Dr. Adler was involved in the writing of specifications of the first photo-cadastral map series, production planning and execution. In 1961 he left the Photogrammetry Unit to study at Ohio State University and returned to MAPI in 1963. Upon his return he was appointed director of the Plotting division, which he renamed the Topography division. The department dealt mainly with producing maps for engineering development projects (building and road construction). In 1965 he was appointed to the position of chief cadastral engineer and was responsible for managing three divisions: Topography, map auditing (currently – mutation plans auditing) and cadastre. In 1968/9, after a year of teaching in the United States, Dr. Adler was appointed as Deputy Director for surveying and cadastre.
On September 1, 1971, Dr. Adler was appointed Director of The Israel Survey Department. During his tenure (1971-1992) the Survey Department changed its name and status twice: In 1977, during the transition from the Labor Ministry to the Construction and Housing Ministry it was renamed The Mapping Agency of Israel (MAPI) and in 1988 the Hebrew name was changed to Survey of Israel (SOI) to emphasize its status as the official government agency for surveying and mapping.
Upon taking office, Dr. Adler led several changes to the Survey of Israel. He closed the school of Surveying in Holon and worked to create a Department of Geodesy and Cartography at the Tel Aviv University. The new Department replaced the Surveying school in 1974, fulfilling Dr. Adler's vision to transform the education of Surveyors into full academic status as it is customary in other countries. In the process, Dr. Adler also took over the professional responsibility for training Surveying technicians in a one-year course at the "Winick" institute of the Mikve Israel agricultural school .
Another change Dr. Adler instituted was to stop production of a series of topographic maps at 1:20,000 scale and topocadastral maps at the 1:10,000 scale.
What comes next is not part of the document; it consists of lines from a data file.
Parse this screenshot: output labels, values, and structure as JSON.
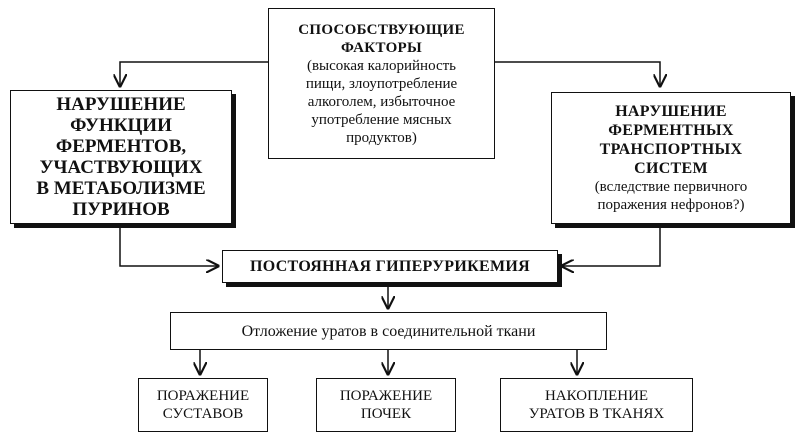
{
  "boxes": {
    "factors": {
      "title": [
        "СПОСОБСТВУЮЩИЕ",
        "ФАКТОРЫ"
      ],
      "details": [
        "(высокая калорийность",
        "пищи, злоупотребление",
        "алкоголем, избыточное",
        "употребление мясных",
        "продуктов)"
      ]
    },
    "enzymes": {
      "title": [
        "НАРУШЕНИЕ",
        "ФУНКЦИИ",
        "ФЕРМЕНТОВ,",
        "УЧАСТВУЮЩИХ",
        "В МЕТАБОЛИЗМЕ",
        "ПУРИНОВ"
      ]
    },
    "transport": {
      "title": [
        "НАРУШЕНИЕ",
        "ФЕРМЕНТНЫХ",
        "ТРАНСПОРТНЫХ",
        "СИСТЕМ"
      ],
      "details": [
        "(вследствие первичного",
        "поражения нефронов?)"
      ]
    },
    "hyperuricemia": {
      "label": "ПОСТОЯННАЯ ГИПЕРУРИКЕМИЯ"
    },
    "deposition": {
      "label": "Отложение уратов в соединительной ткани"
    },
    "joints": {
      "lines": [
        "ПОРАЖЕНИЕ",
        "СУСТАВОВ"
      ]
    },
    "kidneys": {
      "lines": [
        "ПОРАЖЕНИЕ",
        "ПОЧЕК"
      ]
    },
    "accumulation": {
      "lines": [
        "НАКОПЛЕНИЕ",
        "УРАТОВ В ТКАНЯХ"
      ]
    }
  }
}
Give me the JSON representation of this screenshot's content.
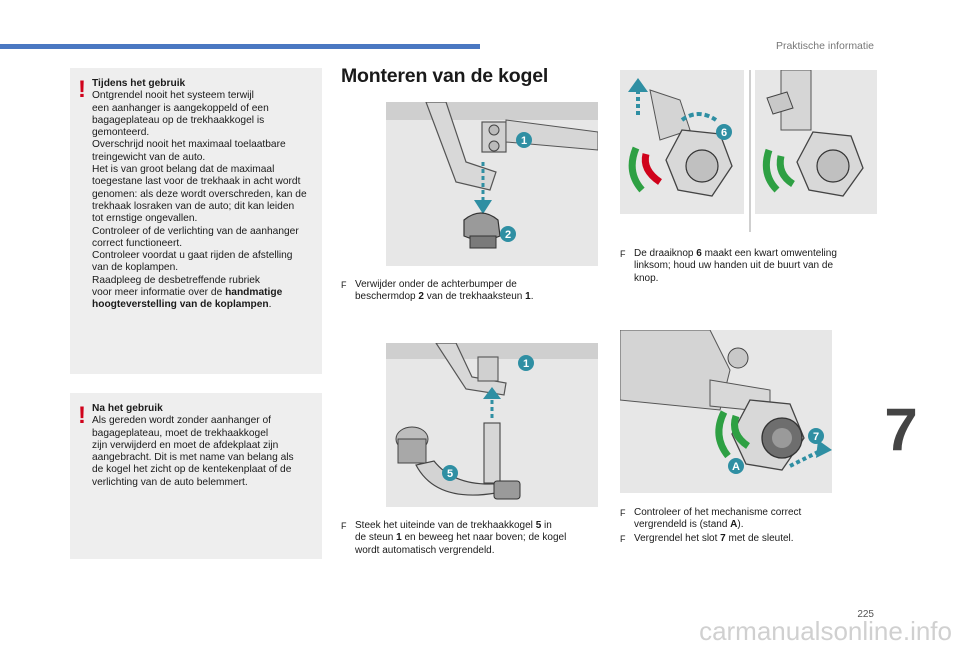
{
  "header": {
    "section": "Praktische informatie"
  },
  "notice_box_1": {
    "title": "Tijdens het gebruik",
    "lines": [
      "Ontgrendel nooit het systeem terwijl",
      "een aanhanger is aangekoppeld of een",
      "bagageplateau op de trekhaakkogel is",
      "gemonteerd.",
      "Overschrijd nooit het maximaal toelaatbare",
      "treingewicht van de auto.",
      "Het is van groot belang dat de maximaal",
      "toegestane last voor de trekhaak in acht wordt",
      "genomen: als deze wordt overschreden, kan de",
      "trekhaak losraken van de auto; dit kan leiden",
      "tot ernstige ongevallen.",
      "Controleer of de verlichting van de aanhanger",
      "correct functioneert.",
      "Controleer voordat u gaat rijden de afstelling",
      "van de koplampen.",
      "Raadpleeg de desbetreffende rubriek"
    ],
    "last_line_prefix": "voor meer informatie over de ",
    "last_line_bold": "handmatige",
    "final_bold": "hoogteverstelling van de koplampen",
    "final_suffix": "."
  },
  "notice_box_2": {
    "title": "Na het gebruik",
    "lines": [
      "Als gereden wordt zonder aanhanger of",
      "bagageplateau, moet de trekhaakkogel",
      "zijn verwijderd en moet de afdekplaat zijn",
      "aangebracht. Dit is met name van belang als",
      "de kogel het zicht op de kentekenplaat of de",
      "verlichting van de auto belemmert."
    ]
  },
  "main": {
    "title": "Monteren van de kogel"
  },
  "captions": {
    "marker": "F",
    "step1": {
      "pre": "Verwijder onder de achterbumper de",
      "line2_pre": "beschermdop ",
      "b1": "2",
      "mid": " van de trekhaaksteun ",
      "b2": "1",
      "post": "."
    },
    "step2": {
      "pre": "De draaiknop ",
      "b1": "6",
      "post": " maakt een kwart omwenteling",
      "line2": "linksom; houd uw handen uit de buurt van de",
      "line3": "knop."
    },
    "step3": {
      "pre": "Steek het uiteinde van de trekhaakkogel ",
      "b1": "5",
      "post": " in",
      "line2_pre": "de steun ",
      "b2": "1",
      "line2_post": " en beweeg het naar boven; de kogel",
      "line3": "wordt automatisch vergrendeld."
    },
    "step4": {
      "line1": "Controleer of het mechanisme correct",
      "line2_pre": "vergrendeld is (stand ",
      "b1": "A",
      "line2_post": ")."
    },
    "step5": {
      "pre": "Vergrendel het slot ",
      "b1": "7",
      "post": " met de sleutel."
    }
  },
  "badges": {
    "one": "1",
    "two": "2",
    "five": "5",
    "six": "6",
    "seven": "7",
    "a": "A"
  },
  "colors": {
    "accent_blue": "#4a78c2",
    "badge_teal": "#2f8fa3",
    "arrow_teal": "#2f8fa3",
    "warn_red": "#d0021b",
    "lock_green": "#2ea043"
  },
  "chapter": "7",
  "page_number": "225",
  "watermark": "carmanualsonline.info"
}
Insufficient manpower required to keep these maps up to date made them outdated and obsolete. This reallocation of resources enabled faster updates to two series of topographic maps at scales of 1:100,000 and 1:50,000.
Dr. Adler developed international connections with mapping agencies around the world, including the exchange of information, ideas and opinions and collaboration on Surveying and Mapping.
Throughout his tenure as Director, Dr. Adler focused on equipping MAPI with the most advanced technology. He purchased modern distance-measurement tools like the Gravimeter, which pioneered gravimetric measurements in Israel; Computers and accessories like Digimeter (graphical area measurement device); etc.
Dr. Adler paved the way for the current technological era of SOI, which is based on satellite measurements and computerized geographic databases. During his tenure, the first GPS devices were purchased, and preliminary proof-of-concept studies were conducted using GIS (GIS - Geographic Information System). The education and transition process to full digitalization of all aspects of mapping was a long process which continued well after the end of his term.
Dr. Adler retired in 1992 after 21 years as Director of SOI and resumed his academic career. He published numerous books and articles, mainly on Geodesy, was a visiting professor at universities around the world, and was an associate professor at the Technion.
Dr. Adler continued to promote the field of Geodesy in Israel. His ongoing scientific research at SOI earned him the Distinguished Contributor Award (the only one to receive this award to date). He continued to lecture at the Technion, and was active in the Association of Certified Surveyors. Dr. Adler represented Israel in many international forums, including the International Federation of Surveyors (FIG).